How transcription factors (TFs) reprogram one cell lineage to another remains unclear. Here, we define chromatin accessibility changes induced by the proneural TF Ascl1 throughout conversion of fibroblasts into induced neuronal (iN) cells. Thousands of genomic loci are affected as early as 12 hr after Ascl1 induction. Surprisingly, over 80% of the accessibility changes occur between days 2 and 5 of the 3-week reprogramming process. This chromatin switch coincides with robust activation of endogenous neuronal TFs and nucleosome phasing of neuronal promoters and enhancers. Subsequent morphological and functional maturation of iN cells is accomplished with relatively little chromatin reconfiguration.
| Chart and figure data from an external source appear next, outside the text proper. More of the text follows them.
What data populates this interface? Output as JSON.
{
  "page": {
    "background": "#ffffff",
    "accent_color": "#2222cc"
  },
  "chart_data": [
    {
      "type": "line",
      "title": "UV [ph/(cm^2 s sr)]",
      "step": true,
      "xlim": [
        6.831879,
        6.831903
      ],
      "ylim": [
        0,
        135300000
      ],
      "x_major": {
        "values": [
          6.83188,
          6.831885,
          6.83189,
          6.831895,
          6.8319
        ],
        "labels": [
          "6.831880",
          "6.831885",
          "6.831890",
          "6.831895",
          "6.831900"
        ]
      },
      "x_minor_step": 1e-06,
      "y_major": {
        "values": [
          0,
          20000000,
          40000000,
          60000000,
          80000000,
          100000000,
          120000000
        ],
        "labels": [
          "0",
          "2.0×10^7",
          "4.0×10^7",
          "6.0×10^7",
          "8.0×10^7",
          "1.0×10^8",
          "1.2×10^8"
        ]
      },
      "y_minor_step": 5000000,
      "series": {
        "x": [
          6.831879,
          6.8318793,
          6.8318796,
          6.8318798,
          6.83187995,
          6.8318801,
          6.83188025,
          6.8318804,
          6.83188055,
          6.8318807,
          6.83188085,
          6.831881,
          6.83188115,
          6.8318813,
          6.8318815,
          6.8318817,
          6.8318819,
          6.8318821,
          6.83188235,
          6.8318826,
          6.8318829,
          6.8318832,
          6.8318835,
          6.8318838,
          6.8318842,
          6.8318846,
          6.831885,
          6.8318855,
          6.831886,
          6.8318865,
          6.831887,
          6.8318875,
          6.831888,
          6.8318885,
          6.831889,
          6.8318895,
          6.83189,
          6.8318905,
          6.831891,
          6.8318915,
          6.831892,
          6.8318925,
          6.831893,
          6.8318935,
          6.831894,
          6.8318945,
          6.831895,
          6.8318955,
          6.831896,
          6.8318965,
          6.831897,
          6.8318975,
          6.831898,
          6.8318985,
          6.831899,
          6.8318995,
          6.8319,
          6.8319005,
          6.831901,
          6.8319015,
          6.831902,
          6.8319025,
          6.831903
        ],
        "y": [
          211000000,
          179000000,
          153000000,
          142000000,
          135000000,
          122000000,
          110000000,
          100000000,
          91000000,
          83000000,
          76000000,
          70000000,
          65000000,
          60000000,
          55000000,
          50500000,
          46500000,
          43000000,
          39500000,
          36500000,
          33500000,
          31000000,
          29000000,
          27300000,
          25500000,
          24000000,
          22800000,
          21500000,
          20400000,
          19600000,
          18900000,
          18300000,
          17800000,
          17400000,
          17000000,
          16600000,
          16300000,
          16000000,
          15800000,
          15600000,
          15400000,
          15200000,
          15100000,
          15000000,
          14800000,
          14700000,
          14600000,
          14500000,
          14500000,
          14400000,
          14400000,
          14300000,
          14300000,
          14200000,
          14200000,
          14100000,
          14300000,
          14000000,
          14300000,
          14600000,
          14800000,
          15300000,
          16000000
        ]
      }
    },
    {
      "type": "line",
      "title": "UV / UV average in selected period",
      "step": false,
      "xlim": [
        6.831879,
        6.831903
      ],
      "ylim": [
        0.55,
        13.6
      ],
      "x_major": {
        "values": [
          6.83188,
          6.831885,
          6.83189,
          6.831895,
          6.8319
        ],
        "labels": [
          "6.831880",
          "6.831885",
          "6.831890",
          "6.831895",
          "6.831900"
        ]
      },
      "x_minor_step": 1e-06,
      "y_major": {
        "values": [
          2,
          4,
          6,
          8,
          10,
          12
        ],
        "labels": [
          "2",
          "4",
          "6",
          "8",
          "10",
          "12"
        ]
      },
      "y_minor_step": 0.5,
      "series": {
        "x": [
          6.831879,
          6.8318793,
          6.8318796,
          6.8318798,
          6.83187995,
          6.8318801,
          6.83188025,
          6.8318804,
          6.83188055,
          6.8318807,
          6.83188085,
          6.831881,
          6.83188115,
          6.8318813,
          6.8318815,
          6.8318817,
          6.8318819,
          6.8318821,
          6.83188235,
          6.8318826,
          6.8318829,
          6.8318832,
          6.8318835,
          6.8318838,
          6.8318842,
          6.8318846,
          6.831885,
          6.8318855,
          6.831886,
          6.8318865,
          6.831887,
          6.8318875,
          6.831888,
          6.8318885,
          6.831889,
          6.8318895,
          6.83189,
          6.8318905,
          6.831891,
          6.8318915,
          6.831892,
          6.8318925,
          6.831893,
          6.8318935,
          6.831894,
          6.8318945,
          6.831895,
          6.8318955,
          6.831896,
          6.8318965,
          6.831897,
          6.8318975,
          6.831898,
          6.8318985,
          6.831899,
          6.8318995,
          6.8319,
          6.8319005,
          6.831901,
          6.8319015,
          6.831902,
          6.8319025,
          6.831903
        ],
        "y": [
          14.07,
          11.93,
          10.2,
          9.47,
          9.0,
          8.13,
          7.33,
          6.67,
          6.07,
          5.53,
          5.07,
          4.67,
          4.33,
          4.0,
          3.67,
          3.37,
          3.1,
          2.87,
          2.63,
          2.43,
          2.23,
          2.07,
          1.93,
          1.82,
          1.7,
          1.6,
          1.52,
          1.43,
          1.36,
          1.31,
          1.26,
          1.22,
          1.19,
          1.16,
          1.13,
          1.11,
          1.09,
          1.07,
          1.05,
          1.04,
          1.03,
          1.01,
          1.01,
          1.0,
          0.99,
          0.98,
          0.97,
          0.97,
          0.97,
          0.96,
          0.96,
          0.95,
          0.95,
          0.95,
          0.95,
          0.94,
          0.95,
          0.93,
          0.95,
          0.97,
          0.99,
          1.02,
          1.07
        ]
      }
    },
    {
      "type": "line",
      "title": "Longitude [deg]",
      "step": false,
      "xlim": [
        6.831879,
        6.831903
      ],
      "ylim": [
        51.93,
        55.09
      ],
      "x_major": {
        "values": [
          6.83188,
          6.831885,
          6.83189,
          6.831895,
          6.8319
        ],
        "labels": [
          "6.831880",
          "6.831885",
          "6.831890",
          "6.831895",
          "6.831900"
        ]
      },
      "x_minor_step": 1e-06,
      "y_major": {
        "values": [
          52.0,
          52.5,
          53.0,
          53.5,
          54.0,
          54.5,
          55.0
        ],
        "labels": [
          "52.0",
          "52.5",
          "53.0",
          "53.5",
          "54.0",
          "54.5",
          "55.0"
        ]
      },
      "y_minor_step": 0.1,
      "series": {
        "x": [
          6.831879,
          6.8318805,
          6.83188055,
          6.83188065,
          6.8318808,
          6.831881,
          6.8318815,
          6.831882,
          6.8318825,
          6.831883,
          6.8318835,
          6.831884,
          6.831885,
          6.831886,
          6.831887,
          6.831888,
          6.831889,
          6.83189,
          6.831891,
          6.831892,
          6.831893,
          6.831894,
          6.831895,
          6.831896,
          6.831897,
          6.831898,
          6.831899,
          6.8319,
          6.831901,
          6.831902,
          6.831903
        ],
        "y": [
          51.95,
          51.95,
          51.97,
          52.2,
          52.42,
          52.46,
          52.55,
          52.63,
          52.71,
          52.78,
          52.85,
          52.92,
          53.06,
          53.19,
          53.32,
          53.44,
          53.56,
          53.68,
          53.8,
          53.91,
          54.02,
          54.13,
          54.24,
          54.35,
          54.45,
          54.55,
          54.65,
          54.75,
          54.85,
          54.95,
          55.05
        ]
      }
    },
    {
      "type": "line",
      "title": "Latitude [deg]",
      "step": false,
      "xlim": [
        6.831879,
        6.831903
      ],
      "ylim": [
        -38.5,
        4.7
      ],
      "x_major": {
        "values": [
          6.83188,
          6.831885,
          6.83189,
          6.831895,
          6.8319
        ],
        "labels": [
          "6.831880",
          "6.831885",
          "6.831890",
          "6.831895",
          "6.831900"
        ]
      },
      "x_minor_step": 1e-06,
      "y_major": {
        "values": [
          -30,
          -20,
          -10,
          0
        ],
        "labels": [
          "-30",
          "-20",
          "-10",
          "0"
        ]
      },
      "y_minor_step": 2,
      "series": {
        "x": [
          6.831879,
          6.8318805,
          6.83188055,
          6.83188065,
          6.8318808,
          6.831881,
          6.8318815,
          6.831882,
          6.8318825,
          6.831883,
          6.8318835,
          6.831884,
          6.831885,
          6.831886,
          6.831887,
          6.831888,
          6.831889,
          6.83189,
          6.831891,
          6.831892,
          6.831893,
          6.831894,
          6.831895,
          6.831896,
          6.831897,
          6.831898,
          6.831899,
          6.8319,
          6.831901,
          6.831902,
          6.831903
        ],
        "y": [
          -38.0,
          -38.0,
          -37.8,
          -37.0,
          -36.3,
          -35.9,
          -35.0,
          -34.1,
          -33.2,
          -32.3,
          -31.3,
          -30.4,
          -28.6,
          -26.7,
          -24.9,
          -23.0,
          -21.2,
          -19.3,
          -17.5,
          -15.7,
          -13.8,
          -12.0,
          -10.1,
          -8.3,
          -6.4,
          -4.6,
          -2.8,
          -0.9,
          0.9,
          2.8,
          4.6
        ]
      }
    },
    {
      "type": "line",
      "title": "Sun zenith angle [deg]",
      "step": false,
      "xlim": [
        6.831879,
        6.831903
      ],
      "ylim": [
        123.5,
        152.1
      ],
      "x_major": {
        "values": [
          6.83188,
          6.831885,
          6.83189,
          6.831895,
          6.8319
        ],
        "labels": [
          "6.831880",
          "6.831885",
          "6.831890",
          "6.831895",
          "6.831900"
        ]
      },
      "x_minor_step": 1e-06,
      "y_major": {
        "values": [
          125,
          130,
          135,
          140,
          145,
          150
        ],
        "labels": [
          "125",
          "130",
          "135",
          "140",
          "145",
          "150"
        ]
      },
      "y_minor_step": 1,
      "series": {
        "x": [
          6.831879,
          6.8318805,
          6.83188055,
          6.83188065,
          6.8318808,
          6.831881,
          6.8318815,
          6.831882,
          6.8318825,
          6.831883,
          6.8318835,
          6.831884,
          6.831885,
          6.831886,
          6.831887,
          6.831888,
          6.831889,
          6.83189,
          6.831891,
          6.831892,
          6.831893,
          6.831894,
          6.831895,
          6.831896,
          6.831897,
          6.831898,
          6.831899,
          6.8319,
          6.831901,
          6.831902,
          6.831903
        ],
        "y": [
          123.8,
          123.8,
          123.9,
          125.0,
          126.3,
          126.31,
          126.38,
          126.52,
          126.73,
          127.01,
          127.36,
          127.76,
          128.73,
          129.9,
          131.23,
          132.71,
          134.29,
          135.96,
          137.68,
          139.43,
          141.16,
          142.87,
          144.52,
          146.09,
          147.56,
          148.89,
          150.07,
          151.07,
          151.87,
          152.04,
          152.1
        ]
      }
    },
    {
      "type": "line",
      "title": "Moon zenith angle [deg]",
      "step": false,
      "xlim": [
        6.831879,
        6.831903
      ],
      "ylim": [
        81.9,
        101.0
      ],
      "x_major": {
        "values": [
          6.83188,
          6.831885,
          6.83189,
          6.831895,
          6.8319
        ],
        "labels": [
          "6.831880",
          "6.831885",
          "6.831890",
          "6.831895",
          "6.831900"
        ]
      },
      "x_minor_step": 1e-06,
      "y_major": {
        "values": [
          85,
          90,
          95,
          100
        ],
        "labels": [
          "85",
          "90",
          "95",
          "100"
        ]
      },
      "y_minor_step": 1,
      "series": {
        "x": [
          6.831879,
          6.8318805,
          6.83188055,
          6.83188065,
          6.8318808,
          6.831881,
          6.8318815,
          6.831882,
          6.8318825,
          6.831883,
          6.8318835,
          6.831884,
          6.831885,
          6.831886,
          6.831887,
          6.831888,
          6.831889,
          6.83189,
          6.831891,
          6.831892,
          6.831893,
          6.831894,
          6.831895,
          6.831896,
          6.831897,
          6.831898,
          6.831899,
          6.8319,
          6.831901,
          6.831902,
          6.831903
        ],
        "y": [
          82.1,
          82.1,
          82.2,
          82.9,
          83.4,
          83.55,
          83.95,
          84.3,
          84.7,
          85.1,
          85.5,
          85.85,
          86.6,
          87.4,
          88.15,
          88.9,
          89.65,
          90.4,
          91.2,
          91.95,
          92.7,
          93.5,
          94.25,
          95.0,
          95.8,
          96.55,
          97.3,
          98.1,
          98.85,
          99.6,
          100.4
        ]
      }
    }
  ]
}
By integrating chromatin accessibility and transcriptome changes, we built a network model of dynamic TF regulation during iN cell reprogramming and identified Zfp238, Sox8, and Dlx3 as key TFs downstream of Ascl1. These results reveal a singular, coordinated epigenomic switch during direct reprogramming, in contrast to stepwise cell fate transitions in development. [Display omitted] •Pioneer factor Ascl1 opens closed chromatin at its target sites within 12 hr•Rapid chromatin remodeling in reprogramming precedes neuronal maturation•Ascl1 induces well-structured and stable nucleosome positioning by day 5•Network model identifies Zfp238, Sox8, and Dlx3 as critical TFs for iN cell reprogramming Wapinski et al. find that “on-target” pioneer factor Ascl1 induces rapid, genome-wide chromatin remodeling and nucleosome phasing that precedes other indicators of neuronal maturation. Building a network model incorporating chromatin accessibility and transcriptomic changes allows identification of Zfp238, Sox8, and Dlx3 as critical downstream factors for iN cell reprogramming.